On what basis do you take your decisions?

I am still amazed when I see how business owners or leaders take their decisions. Many just tell me they take such decisions based on their experience….this is when I normally reply that their experience is a filtered understanding based on circumstances that are surely different from today’s turbulence. So is your experience a real sound way to base your decisions on?

Experience seems like a reliable guide, yet sometimes it fools us instead of making us wiser. The problem is that we view the past through numerous filters that distort our perceptions. As a result, our interpretations of experience are biased, and the judgments and decisions we base on those interpretations can be misguided.

If our goal is to improve decision making, that we need to understand what is needed to improve our decisions. In the business environment, the outcomes of decisions are highly visible, readily available for us to observe and judge. But the details of the decision process, which we can control far more than the result, typically don’t catch our attention. If the aim is to learn from experience—mistakes as well as successes—acknowledging that process is crucial.We celebrate successes and condemn failures—a response that disregards the underlying causes. Lets us take the example of two firms that use the same risky strategy, but one gets lucky and prospers while the other doesn’t. Business leaders would celebrate the first one and condemn the second—a response that disregards the underlying causes. The tendency to over reward the results of a decision and under reward its quality is known as the outcome bias.This bias can influence our actions in subtle ways. A good outcome can lead us to stick with a questionable strategy, and a bad outcome can cause us to change or discard a strategy that may still be worthwhile.
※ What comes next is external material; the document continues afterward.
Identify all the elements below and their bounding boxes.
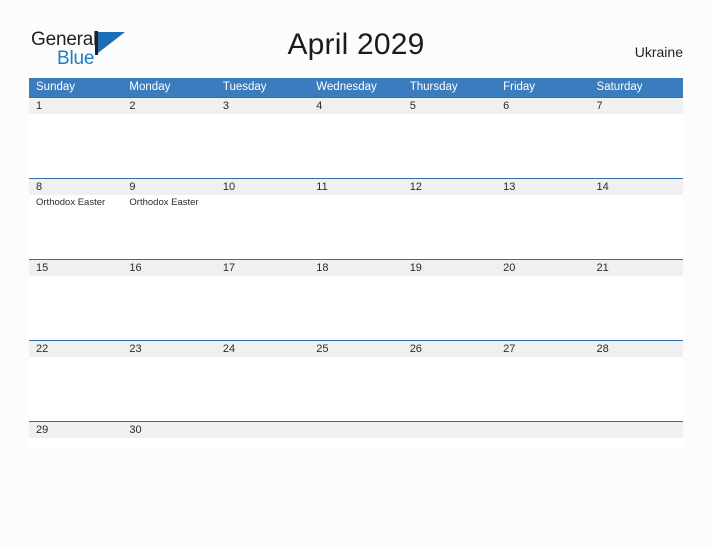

So our attention to outcomes—and disregard of the processes that create them—makes solutions seem more valuable than preventive actions. A decision maker who solves a burning problem can be identified and rewarded, while one who takes action to avoid the same problem is far harder to spot.

Furthermore, many time we overvalue our own experience. Our own reasoning abilities can sabotage how we collect information and evaluate evidence. We end up learning the wrong lessons from our experience—even when it’s possible to learn the right ones. One issue is that we tend to search for and use evidence that confirms our beliefs and hypotheses, and we gloss over or ignore information that contradicts them—an exercise of selectively building and interpreting experience known as the confirmation bias. We can easily support our beloved superstitions, spurious correlations, and bogus connections. This natural tendency of the human mind hinders competent decision making.

Our belief in the relationship between the past and the future also can interfere with our view of the world. Predictions based on experience make the crucial assumption that the future will resemble the past. Research suggests that not even experts with a tremendous amount of experience are proficient in foreseeing economic, social, and technological developments. Business leaders should be aware that just because something seems obvious after the fact does not mean that it could have been predicted. Decision makers often fall into this hindsight bias, which can lead to overconfidence and illusions of control. When it comes to effective decision making, not knowing that you cannot predict is a bigger sin than not being able to predict.How

Data-based decision making

I am a firm believer of the data driven culture i.e. making sure that decisions are supported by data. In many businesses I deal with they many times do not even have the systems in place to collect data and some have the data but do not know how to analyse it properly.

It is true that some experts conclude that data could be subject to all kinds of bias and if who is analysing the data cherry-picks information to suit managers’ expectations, managers will be reassured about their decisions and see no need to improve them – which leads to misleading insights that are data-approved and hence even harder to challenge.

However, I still believe if a proper and correct way of collating data and analysying it setup backed by a data driven culture it could improve decision making immensely.

By basing your decision on data, you will be more confident of the decisions you are taking. Once you begin collecting and analysing data, you’re likely to find that it’s easier to reach a confident decision about virtually any business challenge, whether you’re deciding to launch or discontinue a product, adjust your marketing message, branch into a new market, or something else entirely.Data performs multiple roles. On the one hand, it serves to benchmark what currently exists, which allows you to better understand the impact that any decision you make will have on your business. Beyond this, data is logical and concrete in a way that gut instinct and intuition simply aren’t. By removing the subjective elements from your business decisions, you can instill confidence in yourself and your company as a whole. This confidence allows your organisation to commit fully to a particular vision or strategy without being overly concerned that the wrong decision has been made.

Moreover, using data and its analysis will allow you, as a business to become more proactive. When you first implement a data-driven decision-making process, it’s likely to be reactionary in nature. The data tells a story, which you and your organization must then react to. While this is valuable in its own right, it’s not the only role that data and analysis can play within your business. Given enough practice and the right types and quantities of data, it’s possible to leverage it in a more proactive way—for example, by identifying business opportunities before your competition does, or by detecting threats before they grow too serious.

So please, now more than ever before, as the external environment is still choppy and challenging, make sure to keep your experience in check and to setup all the process and systems necessary to base your decision on the proper collection and analysis of data.